According to The New York Times, Northam is “deeply sorry” for the decision to pose for the photo and for including it in his spread for the Eastern Virginia Medical School yearbook more than 30 years ago. The image surfaced online on conservative website Big League Politics amid what has already been a turbulent week for the governor, who has been accused by some Virginia Republicans of supporting infanticide following comments on late-term abortion.
In a statement addressing the photo, Northam asserted his commitment to continue in his role as Virginia’s governor, despite calls from some for his resignation.
“This behavior is not in keeping with who I am today and the values I have fought for throughout my career in the military, in medicine, and in public service,” Northam said in a statement released Friday evening. “But I want to be clear, I understand how this decision shakes Virginians’ faith in that commitment. I recognize that it will take time and serious effort to heal the damage this conduct has caused. I am ready to do that important work. The first step is to offer my sincerest apology and to state my absolute commitment to living up to the expectations Virginians set for me when they elected me to be their Governor.”
Most University leaders have not yet publicly reacted to the governor’s latest controversy. As of Friday evening, neither the University Democrats at UVA or the College Republicans at UVA had released a statement on the photo. The College Republicans had previously condemned Northam earlier in the week for his “sickening comments on H.B. 2491, which would repeal restrictions on abortion in the third trimester, allowing a woman to terminate pregnancy during labor.” Northam, a pediatric neurologist, came under fire for his support of legislation that would permit abortions up to the point of delivery in cases where the mother’s life or health was at risk.
President Donald Trump told The Daily Caller that he found Northam’s views on abortion “terrible.”
“I’m surprised that [Northam] did that.

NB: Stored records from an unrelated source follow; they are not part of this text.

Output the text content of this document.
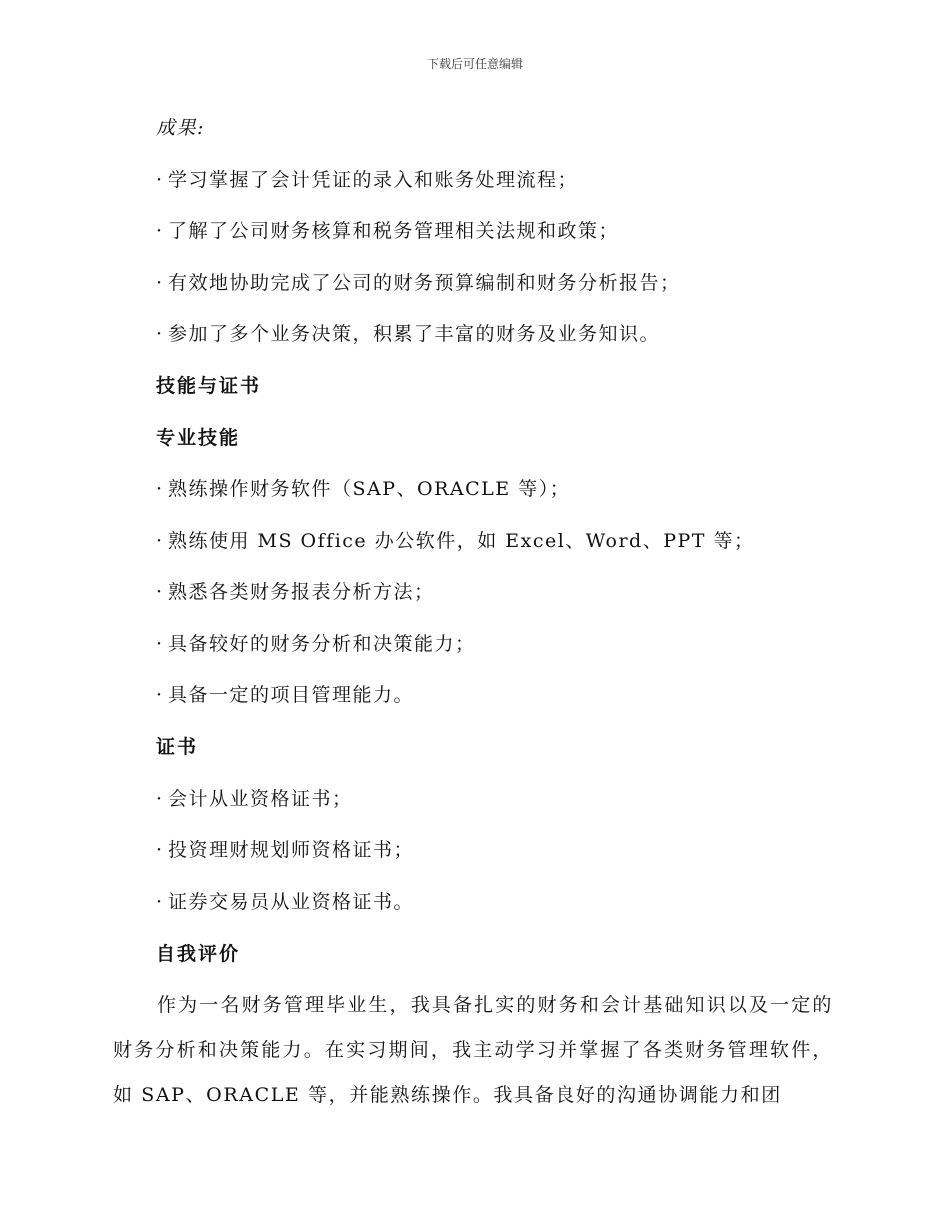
下载后可任意编辑
成果:
· 学习掌握了会计凭证的录入和账务处理流程；
· 了解了公司财务核算和税务管理相关法规和政策；
· 有效地协助完成了公司的财务预算编制和财务分析报告；
· 参加了多个业务决策，积累了丰富的财务及业务知识。
技能与证书
专业技能
· 熟练操作财务软件（SAP、ORACLE 等）；
· 熟练使用 MS Office 办公软件，如 Excel、Word、PPT 等；
· 熟悉各类财务报表分析方法；
· 具备较好的财务分析和决策能力；
· 具备一定的项目管理能力。
证书
· 会计从业资格证书；
· 投资理财规划师资格证书；
· 证券交易员从业资格证书。
自我评价
作为一名财务管理毕业生，我具备扎实的财务和会计基础知识以及一定的财务分析和决策能力。在实习期间，我主动学习并掌握了各类财务管理软件，如 SAP、ORACLE 等，并能熟练操作。我具备良好的沟通协调能力和团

I’ve met him a number of times,” the president said to reporters. “Do you remember when I said that Hillary Clinton was willing to rip the baby out of the womb? That’s what it is, that’s what they’re doing…This is going to lift up the whole pro-life movement like maybe it’s never been lifted up before. The pro-life movement is very much a 50-50, it’s a very 50-50 issue, actually it’s gained a point or two over the years.”
The controversy surrounding Northam only worsened with the release of his medical school yearbook page on Friday afternoon. Shortly afterwards, Director of the University Center for Politics Larry Sabato gave an interview with Charlottesville news outlet NBC-29, where he urged the governor to address the photo’s legitimacy “now…not tomorrow, not Monday, [but] this evening.”

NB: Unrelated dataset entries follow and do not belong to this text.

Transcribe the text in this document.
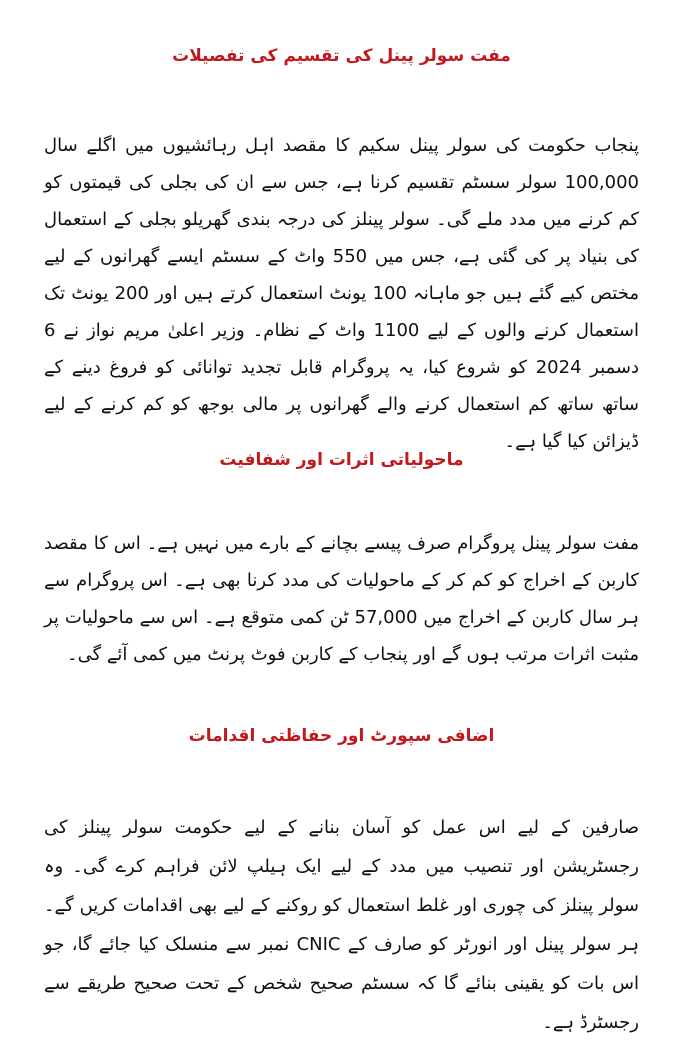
مفت سولر پینل کی تقسیم کی تفصیلات

پنجاب حکومت کی سولر پینل سکیم کا مقصد اہل رہائشیوں میں اگلے سال 100,000 سولر سسٹم تقسیم کرنا ہے، جس سے ان کی بجلی کی قیمتوں کو کم کرنے میں مدد ملے گی۔ سولر پینلز کی درجہ بندی گھریلو بجلی کے استعمال کی بنیاد پر کی گئی ہے، جس میں 550 واٹ کے سسٹم ایسے گھرانوں کے لیے مختص کیے گئے ہیں جو ماہانہ 100 یونٹ استعمال کرتے ہیں اور 200 یونٹ تک استعمال کرنے والوں کے لیے 1100 واٹ کے نظام۔ وزیر اعلیٰ مریم نواز نے 6 دسمبر 2024 کو شروع کیا، یہ پروگرام قابل تجدید توانائی کو فروغ دینے کے ساتھ ساتھ کم استعمال کرنے والے گھرانوں پر مالی بوجھ کو کم کرنے کے لیے ڈیزائن کیا گیا ہے۔

ماحولیاتی اثرات اور شفافیت

مفت سولر پینل پروگرام صرف پیسے بچانے کے بارے میں نہیں ہے۔ اس کا مقصد کاربن کے اخراج کو کم کر کے ماحولیات کی مدد کرنا بھی ہے۔ اس پروگرام سے ہر سال کاربن کے اخراج میں 57,000 ٹن کمی متوقع ہے۔ اس سے ماحولیات پر مثبت اثرات مرتب ہوں گے اور پنجاب کے کاربن فوٹ پرنٹ میں کمی آئے گی۔

اضافی سپورٹ اور حفاظتی اقدامات

صارفین کے لیے اس عمل کو آسان بنانے کے لیے حکومت سولر پینلز کی رجسٹریشن اور تنصیب میں مدد کے لیے ایک ہیلپ لائن فراہم کرے گی۔ وہ سولر پینلز کی چوری اور غلط استعمال کو روکنے کے لیے بھی اقدامات کریں گے۔ ہر سولر پینل اور انورٹر کو صارف کے CNIC نمبر سے منسلک کیا جائے گا، جو اس بات کو یقینی بنائے گا کہ سسٹم صحیح شخص کے تحت صحیح طریقے سے رجسٹرڈ ہے۔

Northam responded to the public outcry shortly after 6 p.m. “Earlier today, a website published a photograph of me from my 1984 medical school yearbook in a costume that is clearly racist and offensive,” he said. “I am deeply sorry for the decision I made to appear as I did in this photo and for the hurt that decision caused then and now.”
The governor was elected in November 2017 and celebrated a nine-point margin of victory against his Republican opponent, Ed Gillespie. Whether fallout from the past week’s debates surrounding Northam’s character will affect his future career, whether in Virginia politics or on the national stage, remains to be seen.